Monday, June 19, 2006
heh. i was sitting at the bus stop just now. sipping my bubble tea. den i was like observing the people around. there was this lady flipping frantically through a bus guide, an impatient looking small indian boy pacing around, a couple playing with each other's hair, a pair of office workers talking about the france south korea game. i think its so interesting. heh. how we respond to people and how people respond to us. heh. its sort of like a u ll never know thing. can u imagine me yesterday going to the information counter at borders, den when i saw the girl, i was thinking eeyeer, black painted finger nails, but maybe she was looking at me and thinking too, eeyeer, guy with orange specs. haha. just an interesting thought.
went to school early. i must say at first literature felt quite messed up, missed the last 2 tutorials cus of mc, i was lost man. haha. den i realised that i didnt even do the essay she was going through. i was like oh my son. i m so so dead. but as lesson went on, i was tired but a part of me just kept wanting to listen heh. really enjoyed lit today. mrs chua is just so funny too. i mean like she told us about all the events of her and her baby. guess parenting must be really fun. those who dun intend to have kids miss out on alot i guess. haha. oh wells. they are fun to take care of, till they become teenagers. den it ll just turn from heart felt joy to head felt ache. haha.
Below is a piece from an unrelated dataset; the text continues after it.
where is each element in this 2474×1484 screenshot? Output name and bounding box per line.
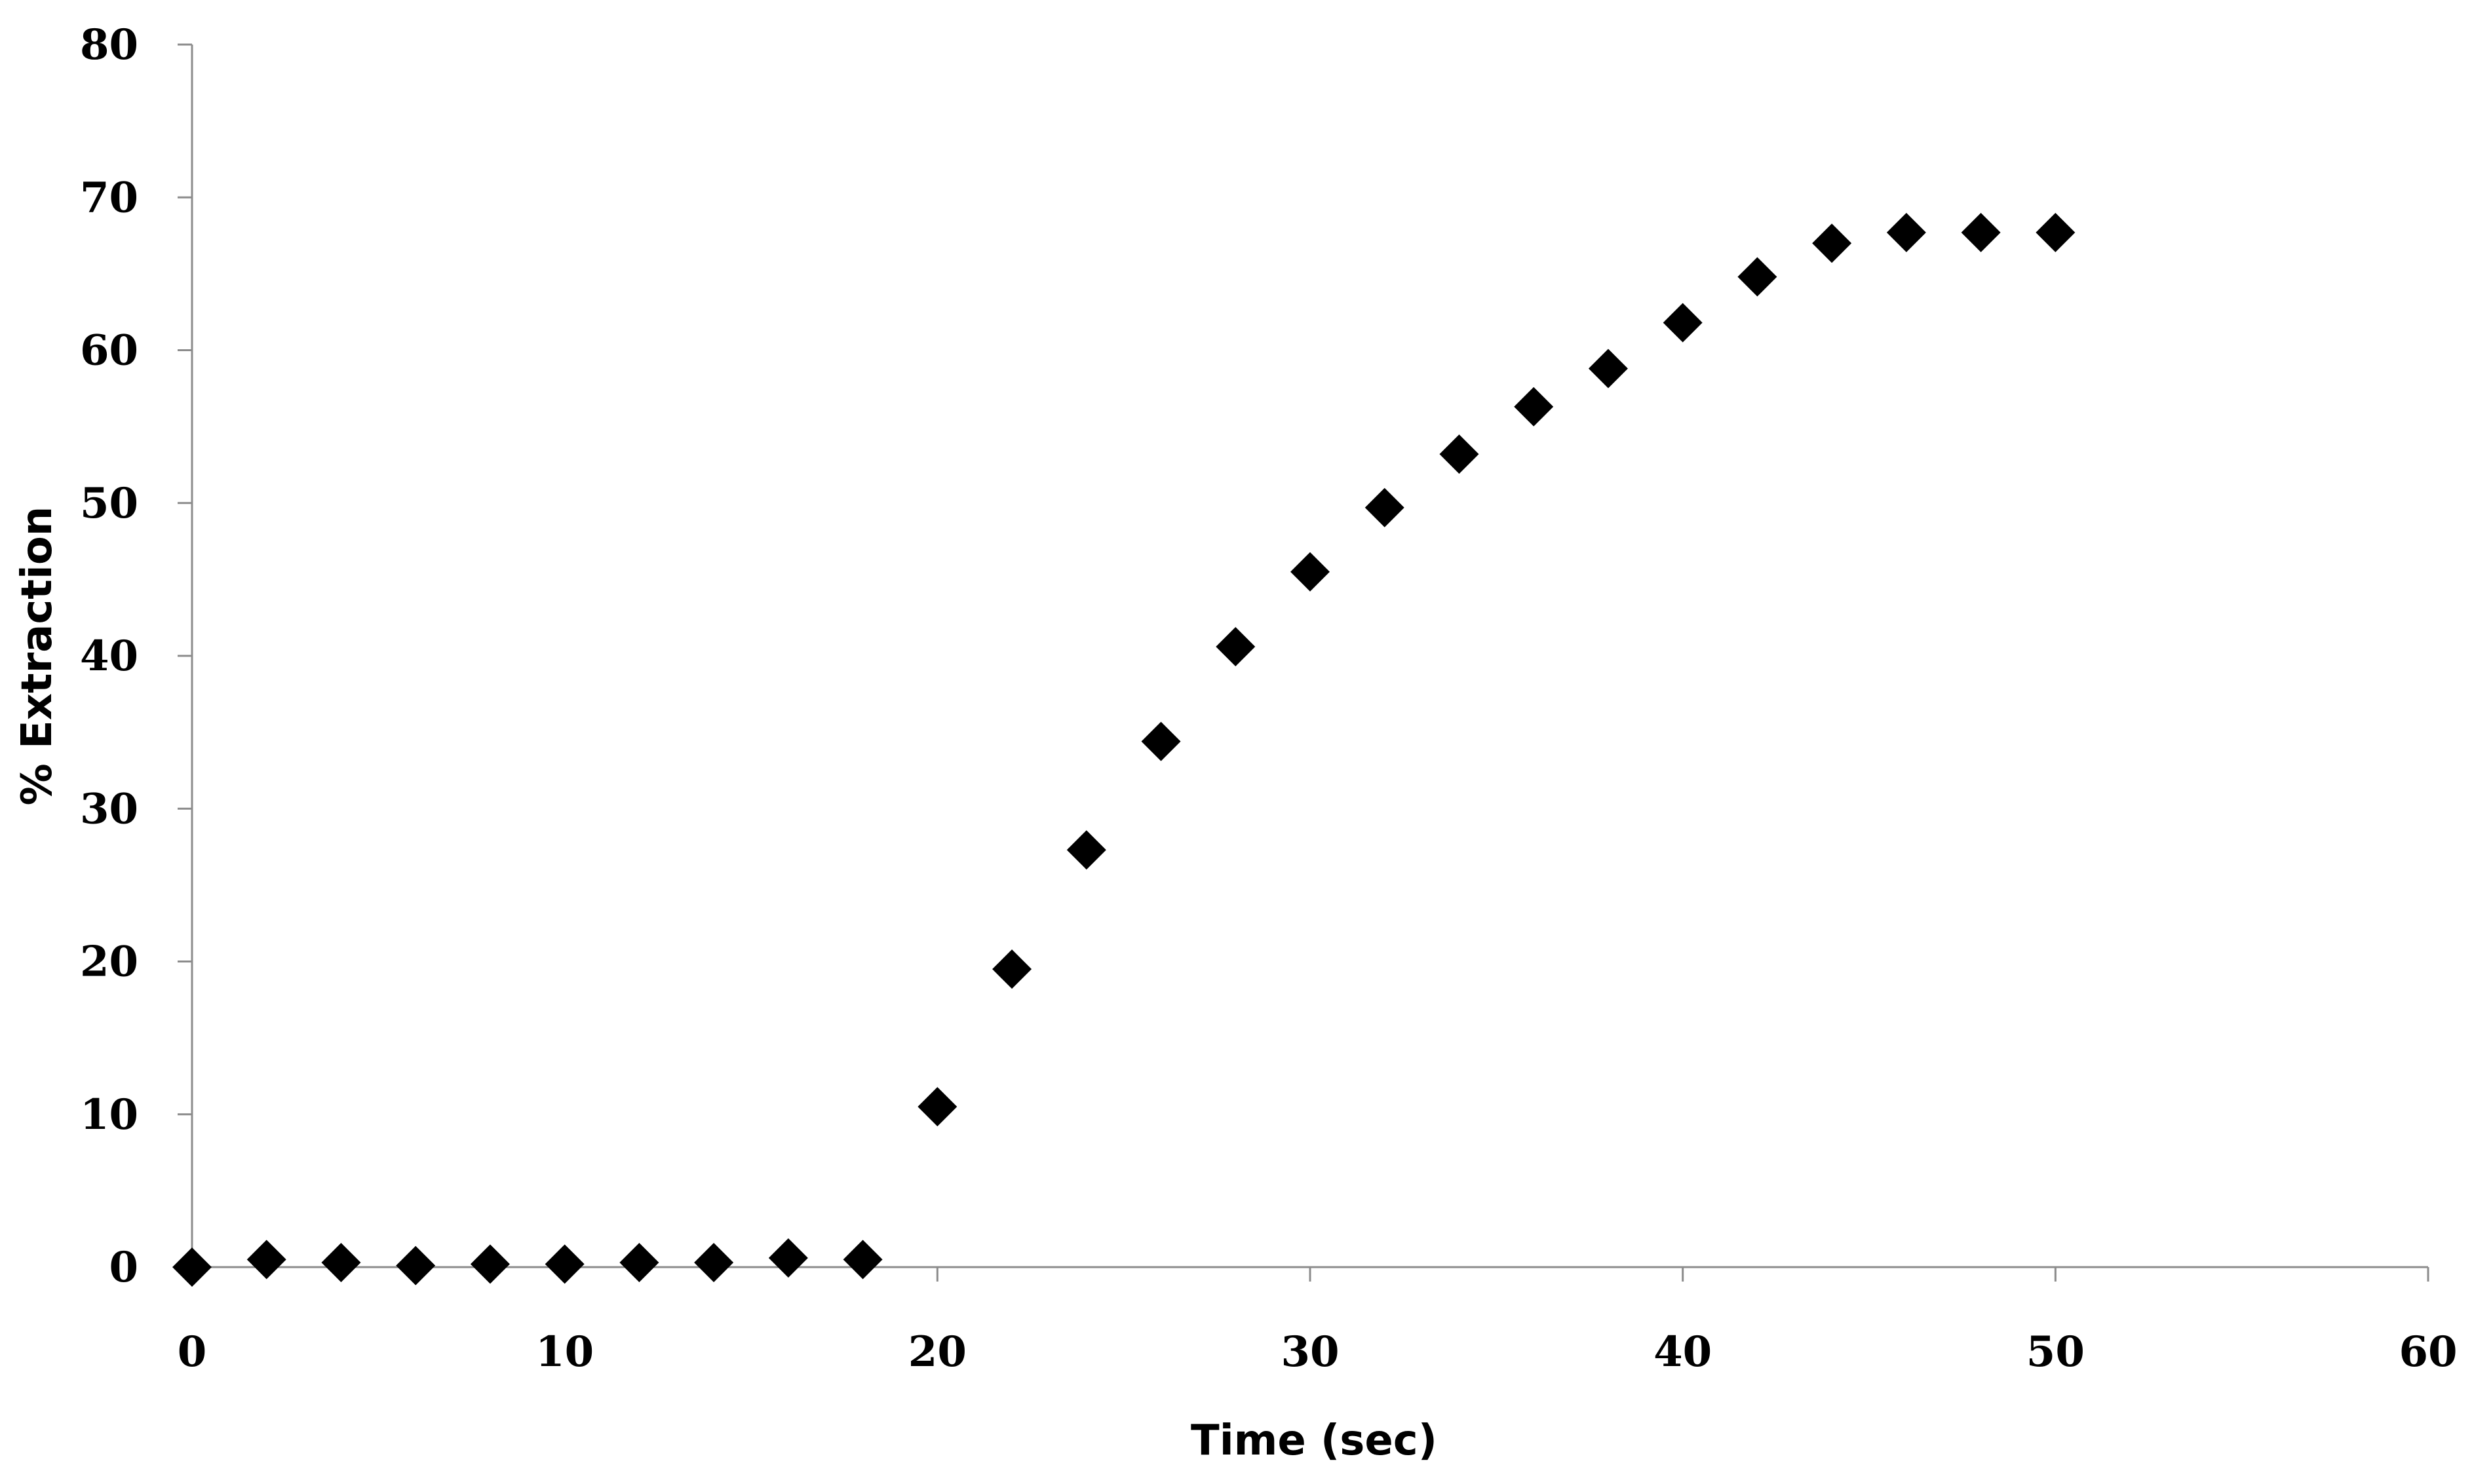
x-tick-label: 10 xyxy=(535,1327,594,1377)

last night i was really happy. its like for so long i tot i was trapped and i couldnt tell anyone about it. but its like i was talking to u. and den somewhat i felt like. goodness me. u know almost everything. haha. might as well just let it all out. and its like i felt so much better after that. i mean like the anchor that sank so deep hasnt been removed but at least now i know that i have other hands that are gonna help me pull the anchor up and let my ship sail again. got kinda scared thou. i mean like. while i can say now that a spiritual attack would be interesting, but i think if it were to happen to me, i ll like just totally freak la. imagine urself in a horror movie. heh. only difference is that in horror movies, theres no Jesus, but here, there is. and i got a revealtion last night la when i was reading isaiah 41, could practically come out with a sermon la. haha. thank God! it like so amazing, i just read it and it flowed out, it was like just wooo catch the holy spirit wave and go. something i havent gotten since october last year. den i really thought, i guess all the events from saturday cell group to the experience the other night and last night are all somewhat spiritually linked. heh. indeed it all happens for a purpose and a reason. heh.
i m still contemplating if i should change my shirt, need to meet richard later for PW, going to his house, would like to see his massive black templar army. haha. bet he ll start on his khorne berserker converstion on his rhino all over again. i mean like, feels weird going out in school unform when ur not going to school right?
and i wanna wear slippers. my feet feel suffocated. i need a nap.